Markus Saba (MBA ’93) is passionate about three things: UNC, healthcare and giving back.
Saba already had an undergraduate degree and career in marketing but specifically chose UNC Kenan-Flagler because he wanted to focus on international opportunities. He thought earning an MBA would expedite his move into the global marketing industry.
>> Learn more about the MBA Healthcare concentration
“When I got to the Business School, the career center was awesome in helping me find an internship overseas,” says Saba. “It wasn’t common for students to get an international internship unless it was in their home country.”
The career team told Saba getting an overseas internship was nearly impossible, but they supported him, and he persisted.
They connected him with the alumni who were working overseas as well as a complete list of companies offering internships.
“Every week when a company came to Chapel Hill, I went to the company presentation and I would say, ‘That’s a great company, I’d love to work for them,’” Saba says. He would then review his list and contact the alumnus working for that company. His cold calling and determination paid off.
“Students bring collaboration, teamwork and a sense of community. That’s what I feel every time I’m on campus.”
“When Eli Lilly came to the School to recruit, I interviewed with two alumni who were working for the company internationally, Rolf Hoffmann (MBA ’87) and Michael Ackermann (MBA ’90). Things progressed and I got an internship in Geneva, Switzerland which was the launch of a 25-year career with Lilly.”
One of the first things Saba noticed about the company was the culture and how similar it was to UNC Kenan-Flagler’s, which is captured in the core values. But at one point in his career, Saba almost lost sight of all that.
“My hardest job by far was when I was an expat in Japan. I didn’t know the first thing about the country,” Saba says.
It was Saba’s boss who suggested he take a step back to learn from his peers and team and value their strengths. Saba used that feedback and changed his approach to managing. He spent more time nurturing his employees.

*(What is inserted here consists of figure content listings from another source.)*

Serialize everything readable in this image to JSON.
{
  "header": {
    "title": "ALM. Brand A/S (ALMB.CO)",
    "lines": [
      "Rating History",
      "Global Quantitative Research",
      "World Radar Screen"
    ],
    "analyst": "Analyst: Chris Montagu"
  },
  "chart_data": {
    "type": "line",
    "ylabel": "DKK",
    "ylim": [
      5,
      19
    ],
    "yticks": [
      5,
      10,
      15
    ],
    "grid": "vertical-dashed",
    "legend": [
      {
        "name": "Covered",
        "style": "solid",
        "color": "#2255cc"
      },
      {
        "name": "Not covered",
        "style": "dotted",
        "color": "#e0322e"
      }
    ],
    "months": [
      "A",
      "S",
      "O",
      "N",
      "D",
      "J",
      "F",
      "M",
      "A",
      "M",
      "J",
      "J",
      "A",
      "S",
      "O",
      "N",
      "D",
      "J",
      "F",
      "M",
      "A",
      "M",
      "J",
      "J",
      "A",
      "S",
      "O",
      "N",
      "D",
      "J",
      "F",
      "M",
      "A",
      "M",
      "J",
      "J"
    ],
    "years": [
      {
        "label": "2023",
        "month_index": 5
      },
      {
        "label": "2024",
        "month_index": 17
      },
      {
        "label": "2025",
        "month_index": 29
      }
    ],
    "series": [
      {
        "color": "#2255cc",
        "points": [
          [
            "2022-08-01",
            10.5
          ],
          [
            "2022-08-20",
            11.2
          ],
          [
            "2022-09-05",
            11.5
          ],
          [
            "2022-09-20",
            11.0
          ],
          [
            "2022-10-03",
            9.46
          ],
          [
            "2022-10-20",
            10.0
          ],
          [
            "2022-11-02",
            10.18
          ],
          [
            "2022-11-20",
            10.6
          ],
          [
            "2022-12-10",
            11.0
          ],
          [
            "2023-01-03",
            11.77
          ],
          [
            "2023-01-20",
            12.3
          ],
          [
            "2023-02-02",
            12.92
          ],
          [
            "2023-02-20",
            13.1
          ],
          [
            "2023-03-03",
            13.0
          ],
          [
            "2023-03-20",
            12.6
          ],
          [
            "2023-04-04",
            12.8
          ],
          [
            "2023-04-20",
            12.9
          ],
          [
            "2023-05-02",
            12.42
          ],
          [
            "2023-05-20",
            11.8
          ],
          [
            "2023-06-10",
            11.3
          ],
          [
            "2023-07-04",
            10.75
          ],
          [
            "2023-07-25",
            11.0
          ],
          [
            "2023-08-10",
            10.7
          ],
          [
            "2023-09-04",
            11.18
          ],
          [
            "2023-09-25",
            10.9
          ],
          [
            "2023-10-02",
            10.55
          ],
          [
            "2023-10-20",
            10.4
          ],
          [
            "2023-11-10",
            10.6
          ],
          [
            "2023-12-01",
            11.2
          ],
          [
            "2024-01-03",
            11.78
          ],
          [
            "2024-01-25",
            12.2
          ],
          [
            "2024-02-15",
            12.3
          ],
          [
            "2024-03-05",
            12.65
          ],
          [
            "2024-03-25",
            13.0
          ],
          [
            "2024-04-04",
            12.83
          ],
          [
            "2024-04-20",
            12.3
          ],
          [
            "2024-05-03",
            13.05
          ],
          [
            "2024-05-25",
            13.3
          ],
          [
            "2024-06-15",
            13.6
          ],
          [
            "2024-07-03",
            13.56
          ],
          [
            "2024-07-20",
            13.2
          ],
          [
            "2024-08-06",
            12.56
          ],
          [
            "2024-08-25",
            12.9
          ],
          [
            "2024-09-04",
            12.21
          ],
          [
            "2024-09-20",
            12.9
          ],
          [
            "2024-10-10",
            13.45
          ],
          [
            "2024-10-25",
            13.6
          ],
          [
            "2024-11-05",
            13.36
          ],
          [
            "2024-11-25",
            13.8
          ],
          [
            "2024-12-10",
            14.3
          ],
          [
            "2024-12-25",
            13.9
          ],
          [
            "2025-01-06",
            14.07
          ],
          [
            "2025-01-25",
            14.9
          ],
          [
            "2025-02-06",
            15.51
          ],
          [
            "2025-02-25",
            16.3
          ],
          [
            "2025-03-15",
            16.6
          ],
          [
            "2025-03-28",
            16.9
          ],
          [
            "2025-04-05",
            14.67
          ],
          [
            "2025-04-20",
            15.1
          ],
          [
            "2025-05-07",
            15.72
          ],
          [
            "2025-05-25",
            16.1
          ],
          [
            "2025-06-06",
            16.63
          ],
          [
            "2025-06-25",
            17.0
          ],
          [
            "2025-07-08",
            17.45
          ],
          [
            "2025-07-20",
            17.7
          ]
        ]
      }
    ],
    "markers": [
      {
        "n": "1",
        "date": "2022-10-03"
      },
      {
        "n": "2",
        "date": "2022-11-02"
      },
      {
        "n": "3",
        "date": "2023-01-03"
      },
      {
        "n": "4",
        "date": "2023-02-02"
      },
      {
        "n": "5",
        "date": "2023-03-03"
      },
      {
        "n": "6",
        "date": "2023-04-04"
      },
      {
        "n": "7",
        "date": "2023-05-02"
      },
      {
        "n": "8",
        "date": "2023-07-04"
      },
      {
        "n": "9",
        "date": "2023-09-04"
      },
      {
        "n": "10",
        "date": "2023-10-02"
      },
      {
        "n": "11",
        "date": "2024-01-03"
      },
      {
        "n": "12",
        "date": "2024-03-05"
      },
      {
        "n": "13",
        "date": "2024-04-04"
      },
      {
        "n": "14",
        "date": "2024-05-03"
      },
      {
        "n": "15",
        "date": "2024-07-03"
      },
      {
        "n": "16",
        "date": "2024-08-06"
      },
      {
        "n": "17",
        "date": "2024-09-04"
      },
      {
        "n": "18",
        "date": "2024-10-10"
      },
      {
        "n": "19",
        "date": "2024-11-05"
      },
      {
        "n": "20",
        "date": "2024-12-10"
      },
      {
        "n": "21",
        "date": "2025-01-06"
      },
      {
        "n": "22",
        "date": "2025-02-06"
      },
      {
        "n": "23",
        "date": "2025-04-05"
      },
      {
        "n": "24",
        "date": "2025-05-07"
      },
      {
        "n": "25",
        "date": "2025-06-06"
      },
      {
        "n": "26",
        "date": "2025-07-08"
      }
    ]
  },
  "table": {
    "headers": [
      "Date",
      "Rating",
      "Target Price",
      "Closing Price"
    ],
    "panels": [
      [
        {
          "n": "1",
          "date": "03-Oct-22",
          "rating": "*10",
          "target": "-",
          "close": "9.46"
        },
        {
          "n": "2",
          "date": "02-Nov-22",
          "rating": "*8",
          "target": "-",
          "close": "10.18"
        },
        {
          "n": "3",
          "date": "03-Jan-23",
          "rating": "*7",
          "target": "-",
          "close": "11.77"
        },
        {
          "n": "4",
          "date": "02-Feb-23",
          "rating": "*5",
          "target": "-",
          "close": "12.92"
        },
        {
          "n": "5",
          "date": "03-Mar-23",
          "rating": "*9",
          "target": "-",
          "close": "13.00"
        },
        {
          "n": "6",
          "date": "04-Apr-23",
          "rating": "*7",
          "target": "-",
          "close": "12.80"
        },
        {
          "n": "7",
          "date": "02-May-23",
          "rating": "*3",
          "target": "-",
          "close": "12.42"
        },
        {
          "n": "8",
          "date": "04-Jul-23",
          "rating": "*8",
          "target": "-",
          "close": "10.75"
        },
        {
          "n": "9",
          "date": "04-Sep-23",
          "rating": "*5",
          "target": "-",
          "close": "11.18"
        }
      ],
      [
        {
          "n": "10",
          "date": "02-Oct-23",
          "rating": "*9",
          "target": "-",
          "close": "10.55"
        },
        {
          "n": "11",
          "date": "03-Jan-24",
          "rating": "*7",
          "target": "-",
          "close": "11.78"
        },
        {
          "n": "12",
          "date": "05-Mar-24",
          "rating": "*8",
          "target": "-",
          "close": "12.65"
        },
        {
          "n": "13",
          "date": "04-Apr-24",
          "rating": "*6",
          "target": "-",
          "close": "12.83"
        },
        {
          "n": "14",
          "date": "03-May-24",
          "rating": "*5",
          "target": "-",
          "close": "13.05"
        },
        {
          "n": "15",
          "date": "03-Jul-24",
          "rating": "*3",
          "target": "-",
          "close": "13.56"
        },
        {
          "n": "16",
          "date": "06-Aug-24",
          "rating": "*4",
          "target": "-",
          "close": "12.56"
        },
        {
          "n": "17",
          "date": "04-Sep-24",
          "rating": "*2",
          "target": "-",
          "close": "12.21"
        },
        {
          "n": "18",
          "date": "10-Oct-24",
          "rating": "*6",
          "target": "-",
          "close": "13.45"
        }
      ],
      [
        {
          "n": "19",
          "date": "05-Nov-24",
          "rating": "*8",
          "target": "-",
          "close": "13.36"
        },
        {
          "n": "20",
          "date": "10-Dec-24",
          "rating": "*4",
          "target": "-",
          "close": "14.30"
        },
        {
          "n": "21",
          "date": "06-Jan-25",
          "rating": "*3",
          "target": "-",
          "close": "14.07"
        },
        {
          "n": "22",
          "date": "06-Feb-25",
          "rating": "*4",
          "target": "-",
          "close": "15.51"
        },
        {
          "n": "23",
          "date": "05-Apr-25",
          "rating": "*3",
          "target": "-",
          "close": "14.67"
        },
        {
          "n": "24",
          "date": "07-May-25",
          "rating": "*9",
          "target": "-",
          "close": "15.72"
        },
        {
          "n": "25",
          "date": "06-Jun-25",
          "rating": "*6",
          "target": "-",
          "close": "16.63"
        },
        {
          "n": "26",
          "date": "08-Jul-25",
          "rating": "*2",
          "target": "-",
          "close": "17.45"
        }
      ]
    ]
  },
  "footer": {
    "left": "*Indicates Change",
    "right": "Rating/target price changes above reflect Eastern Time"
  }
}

“You learn from others and if you help others do well, you’ve done well in the same point in time,” says Saba.
Both UNC Kenan-Flagler and Eli Lilly emphasize that to excel people need to collaborate and appreciate the skills everyone brings to the table, says Saba. That mindset distinguishes Business School graduates, he adds, and is why so many companies value them.
Students bring collaboration, teamwork and a sense of community,” he says. “That’s what I feel every time I’m on campus. Those emotions and feelings come blaring through.”
With that sense of pride, it’s no wonder why Saba has returned to UNC Kenan-Flagler — but this time to teach students about the business of health. He is a professor of practice of marketing, leading the MBA Healthcare Concentration and serving as executive director of the Center for the Business of Health.
“Everyone asks me how did you bridge from industry to academia? People who have been in their career for a while have a propensity to want to give back and they say academia is a rich and rewarding way to do that,” he says.
And although Saba isn’t new to teaching, his students still keep him on his toes – and they are coming to UNC Kenan-Flagler with stronger healthcare backgrounds. The Healthcare Club is one of the most active clubs in the Business School.
“It’s gotten to the point where I’m a little bit nervous walking into a classroom,” he says. “I have to really prepare myself more than ever before because these students know the healthcare industry.”
Saba is gratified by the positive response to the center and he’s enhancing the concentration. Companies, including pharma, hospital administrators and insurers, are eager to collaborate in the classroom, through scholarship and research. The engagement and responsiveness from alumni in the healthcare sector has been overwhelming.
UNC Kenan-Flagler’s differentiating factor is its ability to work with the other top schools on campus – Gillings School of Global Public Health, Eshelman School of Pharmacy, the School of Medicine and Nursing, to name a few.
“Our aspiration is to be nationally recognized as the destination for the business of health. We’re going to achieve that together with these schools,” Saba says. The resources from each school gives the Center for the Business of Health a unique competitive advantage, the University’s location helps put it on the national stage.
“Research Triangle Park is one of the premier locations in the country for the life sciences,” he says. “With cutting-edge science, top-ranked medical institutions and hospitals, as well as companies and innovative startups, the Center for the Business of Health is in the perfect location to take full advantage of these resources.”